I will provide another perspective on the question that I ask. If historical data can’t be found, we can shift our focus to current data. I have another course that just began this week. How do I verify the Page View statistics for what a student did two days ago on Monday (today is Wednesday?)
Hi, @richard-jerz , I have indeed been following this conversation with great interest (I do love marking helpful answers as Helpful), and am happy to see that you have been getting robust and expert help from Canvas users—people in the field—who are exceptionally well versed in the use of Canvas Data and API as part of their daily activities managing Canvas accounts. That is the power of the Canvas Community.
@James mentioned the Analytics Beta upthread, and given your interest in this area, you might want to participate in the User Group: Analytics Beta to see how this compares with the experience you've had with the data. Are you one of the Canvas admins for your school? If you are, you can coordinate with your school's Customer Success Manager (CSM) to opt in to the Analytics Beta—and if you are not in an admin role, and you do not see Analytics Beta is in the Settings | Feature Options area of your course, your local Canvas admin can choose to opt in at the account level. You (if you're the local admin) or your Canvas admin can also coordinate with the CSM to identify the specific data needs your school might have, and the CSM will be happy to pursue solutions.
In the meantime, this is a great conversation!

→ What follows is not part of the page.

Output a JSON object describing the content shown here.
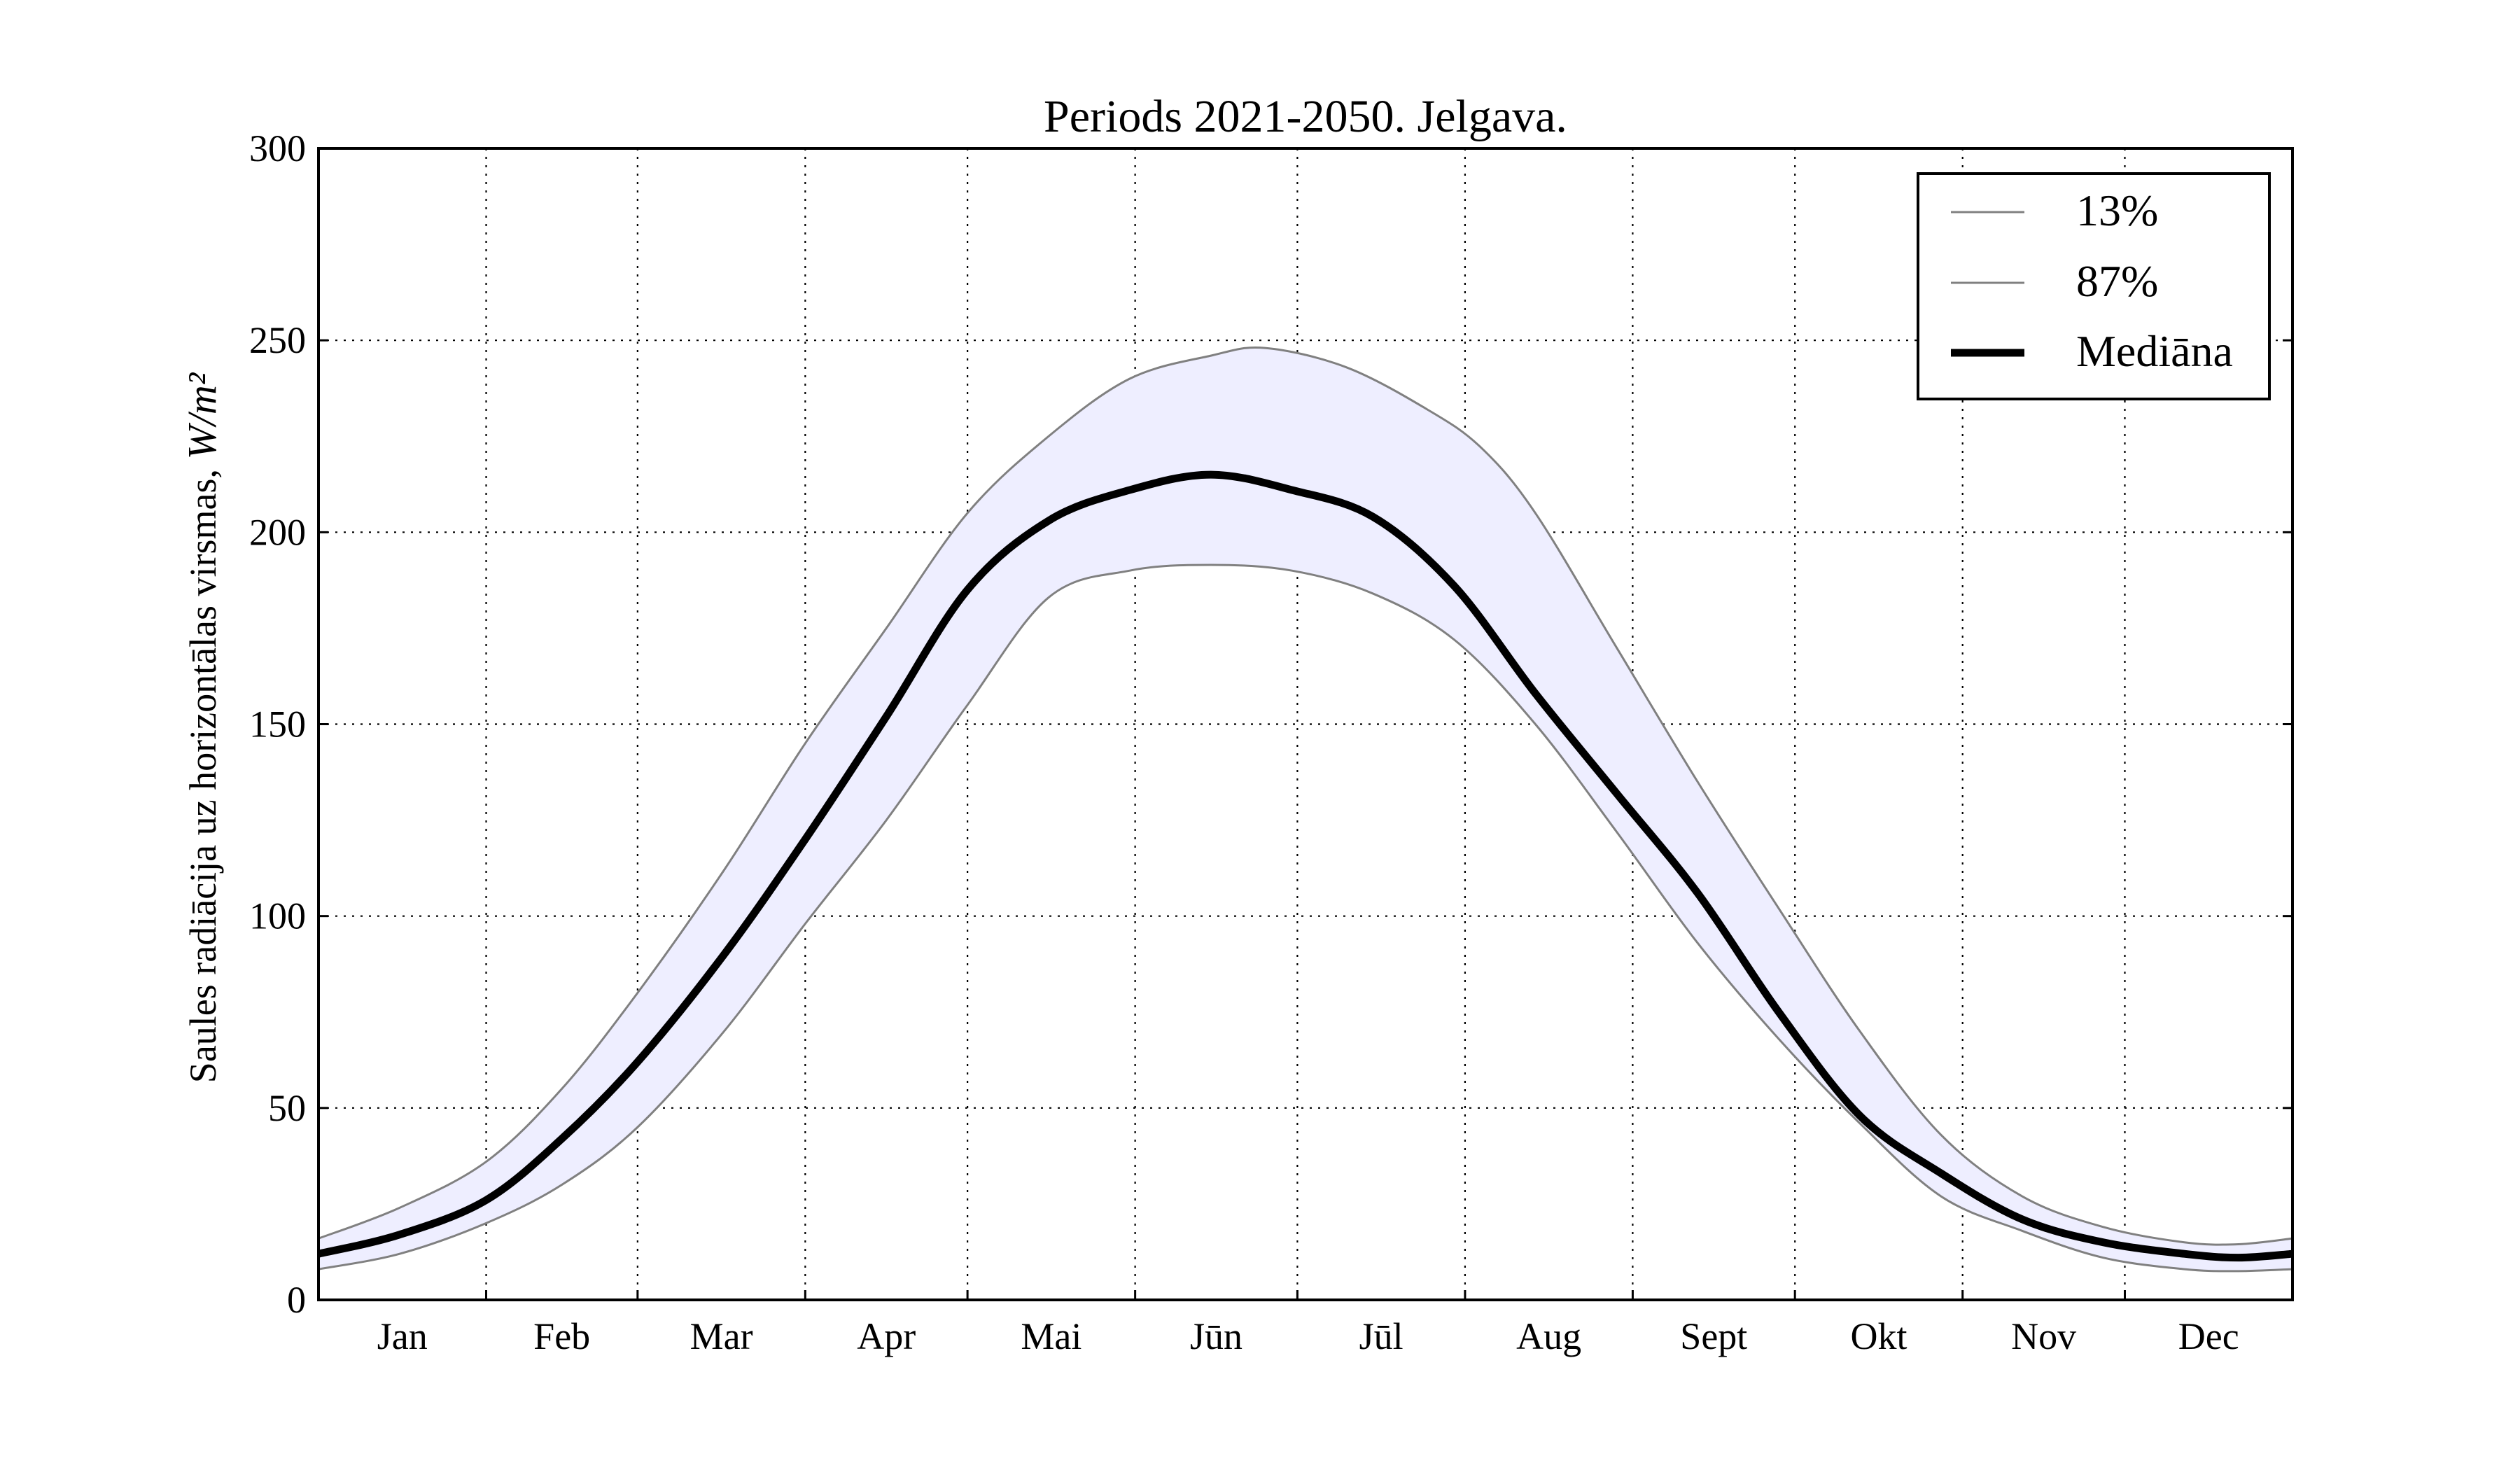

Please continue. 🙂
Hi Stephanie, thanks for your reply.
No, I am not a Canvas administrator, but I am working with one who specializes in analytics, and she is watching this discussion.
As you can see, I have come the full circle. In my (our) other discussion, you mentioned that I should get with my Cavans administrator for help about analytics. I did. This person directed me to this discussion, and now I am being directed back to my Canvas administrators. You can see my head spinning.
So, is there no one in Canvas who can precisely describe how Page Views, as shown to the instructor, are created? And can't this person direct us to the records which will provide us timestamp data and what page was viewed? I am not trying to trouble you, but you seem to be the only Canvas person reading this discussion.
I think you missed a very pointed question from Rick: "So, is there no one in Canvas who can precisely describe how Page Views, as shown to the instructor, are created?"
This isn’t an unreasonable question – it’s a question we regularly receive at our institution when we’re discussing Canvas Analytics. Instructors want to know what a “page view” means. I don’t think it’s fair to refer Rick to the community to answer a question that should be easily answered by Instructure. Can you engage someone internally to document this?